I’ve worked in pest control for over 15 years. It’s a thankless job.
I got a call late in the day to go to an old movie theater in Red Hook. The manager said there was a rat infestation. It was after seven, and I had just finished laying some bug bombs up in Greenpoint, but it sounded like it was an emergency so I’d get paid overtime. The only thing keeping me going was knowing that when I clocked out I was gonna see Ethan, my 8 year old. I only had him one weekend a month. He’s been getting into Sea Lions lately. I told him I’d take him to the aquarium. My ex and I aren’t on good speaking terms.
I get to the place; 287 Van Brunt street. The Little Paris Theater. I see the manager, a nebbishy little bald man with glasses named Mr. Horvitz. He was wearing a checkered vest under a tweed jacket, with a little red handkerchief sticking out of his breast pocket. His pants matched his vest. He clearly put some thought into what he was wearing. He greets me by both hands and ushers me into the lobby.

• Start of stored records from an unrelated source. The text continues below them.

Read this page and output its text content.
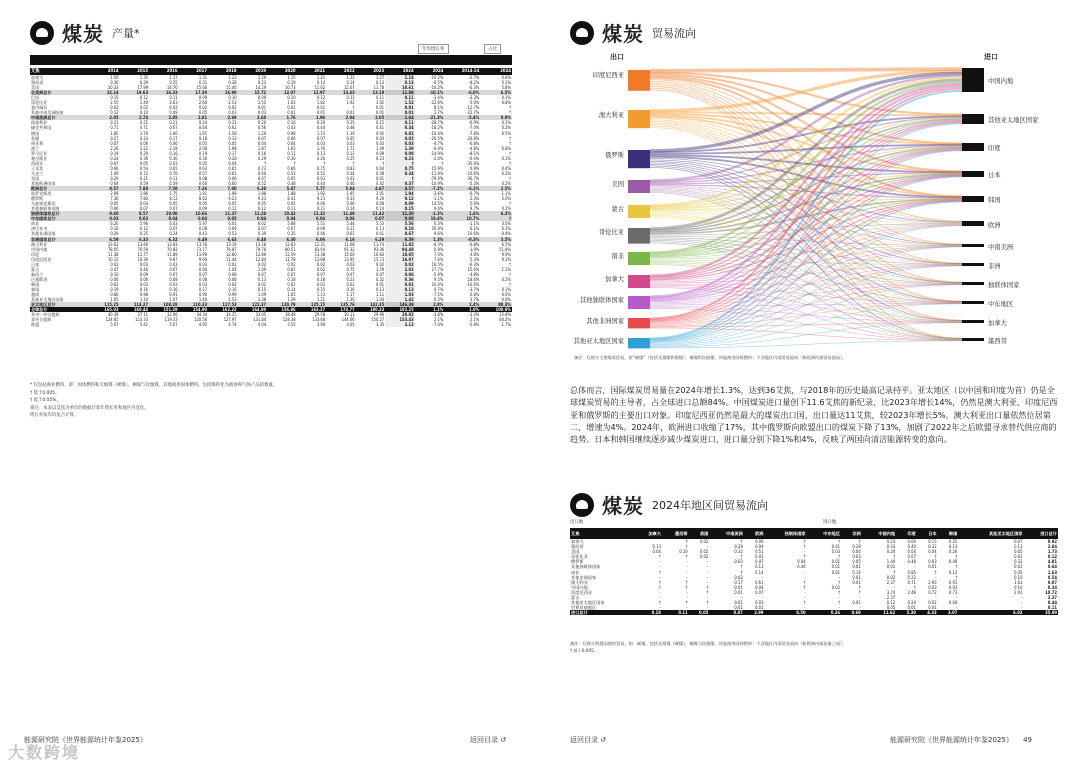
煤炭 产量*
年均增长率	占比
艾焦	2014	2015	2016	2017	2018	2019	2020	2021	2022	2023	2024	2024	2014-24	2024
加拿大	1.50	1.35	1.37	1.31	1.23	1.20	1.15	1.21	1.22	1.27	1.14	-10.2%	-2.7%	0.6%
墨西哥	0.30	0.29	0.25	0.31	0.28	0.23	0.19	0.14	0.14	0.13	0.13	-0.5%	-8.2%	0.1%
美国	20.33	17.99	14.70	15.66	15.40	14.29	10.73	11.62	12.07	11.78	10.61	-10.2%	-6.3%	5.8%
北美洲总计	22.14	19.63	16.33	17.30	16.90	15.72	12.07	12.97	13.43	13.18	11.88	-10.1%	-6.0%	6.5%
巴西	0.15	0.12	0.11	0.09	0.10	0.09	0.10	0.12	0.11	0.11	0.11	-3.4%	-3.3%	0.1%
哥伦比亚	2.55	2.49	2.63	2.64	2.53	2.55	1.63	1.82	1.92	1.92	1.52	-22.6%	-5.0%	0.8%
委内瑞拉	0.02	0.02	0.02	0.02	0.02	0.01	0.01	0.01	†	0.01	0.01	8.1%	-12.7%	†
其他中南美洲国家	0.12	0.10	0.09	0.05	0.03	0.03	0.01	0.01	0.01	0.01	0.01	2.7%	-22.7%	†
中南美洲总计	2.85	2.74	2.85	2.81	2.69	2.68	1.76	1.96	2.04	2.05	1.64	-21.3%	-5.4%	0.9%
保加利亚	0.21	0.25	0.21	0.24	0.21	0.20	0.16	0.20	0.25	0.15	0.11	-28.7%	-6.9%	0.1%
捷克共和国	0.71	0.71	0.67	0.64	0.62	0.56	0.43	0.44	0.48	0.41	0.34	-18.2%	-7.0%	0.2%
德国	1.85	1.79	1.66	1.65	1.58	1.29	0.98	1.15	1.19	0.92	0.82	-10.4%	-7.8%	0.5%
希腊	0.27	0.24	0.17	0.18	0.13	0.07	0.06	0.07	0.05	0.03	0.02	-20.5%	-20.8%	†
匈牙利	0.07	0.06	0.06	0.05	0.05	0.04	0.04	0.03	0.03	0.03	0.03	-4.7%	-6.8%	†
波兰	2.26	2.22	2.18	2.08	1.98	1.87	1.65	1.76	1.71	1.49	1.39	-6.9%	-4.8%	0.8%
罗马尼亚	0.19	0.20	0.16	0.19	0.17	0.16	0.11	0.13	0.12	0.09	0.08	-14.9%	-8.1%	†
塞尔维亚	0.24	0.30	0.30	0.30	0.28	0.29	0.30	0.26	0.25	0.23	0.23	-2.4%	-0.4%	0.1%
西班牙	0.07	0.05	0.03	0.05	0.04	†	†	†	†	†	†	†	-35.6%	†
土耳其	0.66	0.54	0.65	0.63	0.65	0.73	0.66	0.75	0.83	0.64	0.75	15.9%	0.9%	0.4%
乌克兰	1.09	0.72	0.76	0.57	0.61	0.60	0.53	0.52	0.34	0.38	0.34	-11.9%	-10.6%	0.2%
英国	0.29	0.21	0.11	0.08	0.06	0.07	0.05	0.03	0.01	0.01	†	-79.0%	-36.7%	†
其他欧洲国家	0.64	0.59	0.59	0.60	0.60	0.52	0.48	0.44	0.46	0.42	0.37	-10.9%	-5.3%	0.2%
欧洲总计	8.57	7.88	7.58	7.26	7.00	6.38	5.47	5.77	5.84	4.87	4.57	-7.2%	-6.1%	2.5%
哈萨克斯坦	2.09	1.86	1.75	1.91	1.98	1.88	1.88	1.92	1.95	2.01	1.94	-3.6%	-0.7%	1.1%
俄罗斯	7.30	7.80	8.12	8.62	9.23	9.23	8.41	9.23	9.33	9.20	9.12	-1.1%	2.3%	5.0%
乌兹别克斯坦	0.05	0.04	0.05	0.05	0.05	0.05	0.05	0.06	0.06	0.08	0.09	14.5%	5.6%	†
其他独联体国家	0.06	0.07	0.07	0.09	0.12	0.12	0.11	0.11	0.14	0.14	0.15	9.4%	9.7%	0.1%
独联体国家总计	9.60	9.57	10.00	10.66	11.37	11.28	10.42	11.32	11.49	11.42	11.30	-1.3%	1.6%	6.2%
中东国家总计	0.03	0.03	0.04	0.04	0.05	0.04	0.04	0.04	0.06	0.07	0.08	19.4%	10.7%	†
南非	6.20	5.96	6.03	5.97	6.01	6.02	5.88	5.51	5.44	5.53	5.56	0.3%	-1.1%	3.0%
津巴布韦	0.10	0.12	0.07	0.08	0.09	0.07	0.07	0.09	0.11	0.13	0.18	35.9%	6.1%	0.1%
其他非洲国家	0.29	0.25	0.24	0.43	0.53	0.39	0.35	0.46	0.61	0.61	0.67	9.6%	10.6%	0.4%
非洲国家总计	6.59	6.33	6.32	6.49	6.63	6.48	6.30	6.06	6.16	6.29	6.39	1.3%	-0.3%	3.5%
澳大利亚	13.61	13.60	12.83	13.56	13.16	13.18	12.83	12.31	11.68	11.74	11.82	-0.3%	-0.8%	6.5%
中国内地	78.05	76.59	70.82	73.17	76.87	79.76	80.51	83.64	91.32	93.36	94.48	0.9%	1.9%	51.8%
印度	11.38	11.77	11.89	11.99	12.80	12.80	12.59	13.38	15.00	16.83	18.05	7.0%	4.8%	9.9%
印度尼西亚	10.15	10.39	9.87	9.69	11.44	12.84	11.78	13.08	13.95	15.73	16.97	7.6%	5.3%	9.3%
日本	0.03	0.03	0.03	0.03	0.02	0.02	0.02	0.02	0.02	0.02	0.02	16.5%	-6.3%	†
蒙古	0.47	0.46	0.67	0.94	1.04	1.09	0.87	0.62	0.75	1.59	2.03	27.7%	15.6%	1.1%
新西兰	0.10	0.09	0.07	0.07	0.08	0.07	0.07	0.07	0.07	0.07	0.06	-5.9%	-4.8%	†
巴基斯坦	0.06	0.06	0.08	0.08	0.08	0.13	0.18	0.18	0.23	0.32	0.36	9.5%	18.6%	0.2%
韩国	0.03	0.03	0.03	0.03	0.02	0.02	0.02	0.02	0.02	0.01	0.01	16.0%	-10.6%	†
泰国	0.19	0.16	0.16	0.17	0.16	0.15	0.14	0.15	0.16	0.13	0.13	0.7%	-3.7%	0.1%
越南	0.86	0.98	0.91	0.90	0.99	1.09	1.05	1.13	1.17	1.11	1.03	-7.5%	0.8%	0.6%
其他亚太地区国家	1.05	1.10	1.07	1.40	1.53	1.38	1.39	1.21	1.30	1.43	1.42	0.5%	3.7%	0.8%
亚太地区总计	115.25	114.27	108.28	110.33	117.53	122.37	120.79	125.15	135.76	142.35	146.39	2.8%	2.4%	80.3%
全球总计	165.03	160.44	151.39	154.90	162.22	164.89	156.86	163.27	174.77	180.23	182.25	1.1%	1.0%	100.0%
其中：经合组织	40.39	37.11	32.06	34.34	34.25	33.05	28.48	29.58	30.11	29.96	28.82	-3.8%	-3.3%	15.8%
非经合组织	124.65	123.33	119.33	120.56	127.97	131.84	128.38	133.68	144.66	150.27	153.43	2.1%	2.1%	84.2%
欧盟	5.67	5.42	5.07	4.95	4.74	4.04	3.55	3.90	4.05	3.35	3.12	-7.0%	-5.8%	1.7%
* 仅包括商业燃料，即：固体燃料和无烟煤（硬煤），褐煤与次烟煤，其他商用固体燃料。包括煤转化为液体和气体产品的数量。
† 低于0.005。
† 低于0.05%。
备注：本表以艾焦为单位的数据计算年增长率和地区内变化。
增长率按年均复合计算。
能源研究院《世界能源统计年鉴2025》	返回目录 ↺
大数跨境
煤炭 贸易流向
出口	进口
印度尼西亚
澳大利亚
俄罗斯
美国
蒙古
哥伦比亚
南非
加拿大
其他独联体国家
其他非洲国家
其他亚太地区国家
中国内地
其他亚太地区国家
印度
日本
韩国
欧洲
中南美洲
非洲
独联体国家
中东地区
加拿大
墨西哥
备注：仅统计主要煤炭贸易，按“硬煤”（包括无烟煤和烟煤）、褐煤和次烟煤、其他商用固体燃料；不含地区内部贸易流向（如欧洲内部贸易流向）。
总体而言，国际煤炭贸易量在2024年增长1.3%，达到36艾焦，与2018年的历史最高记录持平。亚太地区（以中国和印度为首）仍是全球煤炭贸易的主导者，占全球进口总额84%。中国煤炭进口量创下11.6艾焦的新纪录，比2023年增长14%，仍然是澳大利亚、印度尼西亚和俄罗斯的主要出口对象。印度尼西亚仍然是最大的煤炭出口国，出口量达11艾焦，较2023年增长5%。澳大利亚出口量依然位居第二，增速为4%。2024年，欧洲进口收缩了17%，其中俄罗斯向欧盟出口的煤炭下降了13%，加剧了2022年之后欧盟寻求替代供应商的趋势。日本和韩国继续逐步减少煤炭进口，进口量分别下降1%和4%，反映了两国向清洁能源转变的意向。
煤炭 2024年地区间贸易流向
出口地	进口地
艾焦	加拿大	墨西哥	美国	中南美洲	欧洲	独联体国家	中东地区	非洲	中国内地	印度	日本	韩国	其他亚太地区国家	进口总计
加拿大		†	0.02	†	0.06	†	†	†	0.23	0.04	0.15	0.25	0.07	0.92
墨西哥	0.13	†	-	0.29	0.04	†	0.01	0.28	0.33	0.40	0.32	0.13	0.13	2.84
美国	0.04	0.10	0.02	0.32	0.51	-	0.03	0.04	0.20	0.04	0.04	0.26	0.05	1.73
哥伦比亚	†	†	0.02	†	0.01	†	†	0.03	†	0.07	†	†	0.01	0.12
俄罗斯	-	-	-	0.03	0.07	0.04	0.01	0.05	1.49	0.48	0.03	0.49	0.32	4.81
其他独联体国家	-	-	-	†	0.13	0.46	0.01	0.01	0.01	-	0.01	†	0.02	0.64
南非	†	-	-	†	0.14	-	0.01	0.14	†	0.85	†	0.12	0.35	1.63
其他非洲国家	-	-	-	0.02	-	-	-	0.01	0.02	0.22	-	†	0.10	0.54
澳大利亚	†	†	-	0.17	0.61	†	†	0.01	2.37	0.71	2.93	0.91	1.63	9.07
中国内地	†	†	†	0.01	0.04	†	0.02	†	-	†	0.03	0.03	0.10	0.34
印度尼西亚	-	-	†	0.01	0.07	-	†	†	3.74	2.48	0.72	0.73	2.91	10.72
蒙古	-	-	-	-	-	-	-	-	2.37	-	-	-	-	2.37
其他亚太地区国家	†	†	†	0.01	0.03	†	†	0.01	0.12	0.24	0.02	0.04	-	0.44
世界其他地区	-	-	-	0.01	0.01	-	-	-	0.05	0.01	0.01	-	-	0.11
进口总计	0.18	0.11	0.05	0.87	2.99	0.50	0.26	0.69	11.62	5.30	4.33	3.07	6.02	35.99
备注：仅统计跨越国境的贸易，如：硬煤，包括无烟煤（硬煤），褐煤与次烟煤，其他商用固体燃料；不含地区内部贸易流向（如欧洲内部流量之间）。
† 低于0.005。
返回目录 ↺	能源研究院《世界能源统计年鉴2025》 49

“Thank you so much! We’ve been having these issues for weeks, but today it’s finally come to a head.” he said. His palms were sweaty as they clasped my hands, still shaking them. “He’s made some demands.”
“Who’s made demands?” I ask.
“The rat king.” he replies. “He requested a worthy challenger, and you were ranked 5 stars on yelp.”
“What are you talking about?”
“Well that’s why you’re here isn’t it? You ARE the exterminator, correct?” Come in, I think you should assess the situation yourself.”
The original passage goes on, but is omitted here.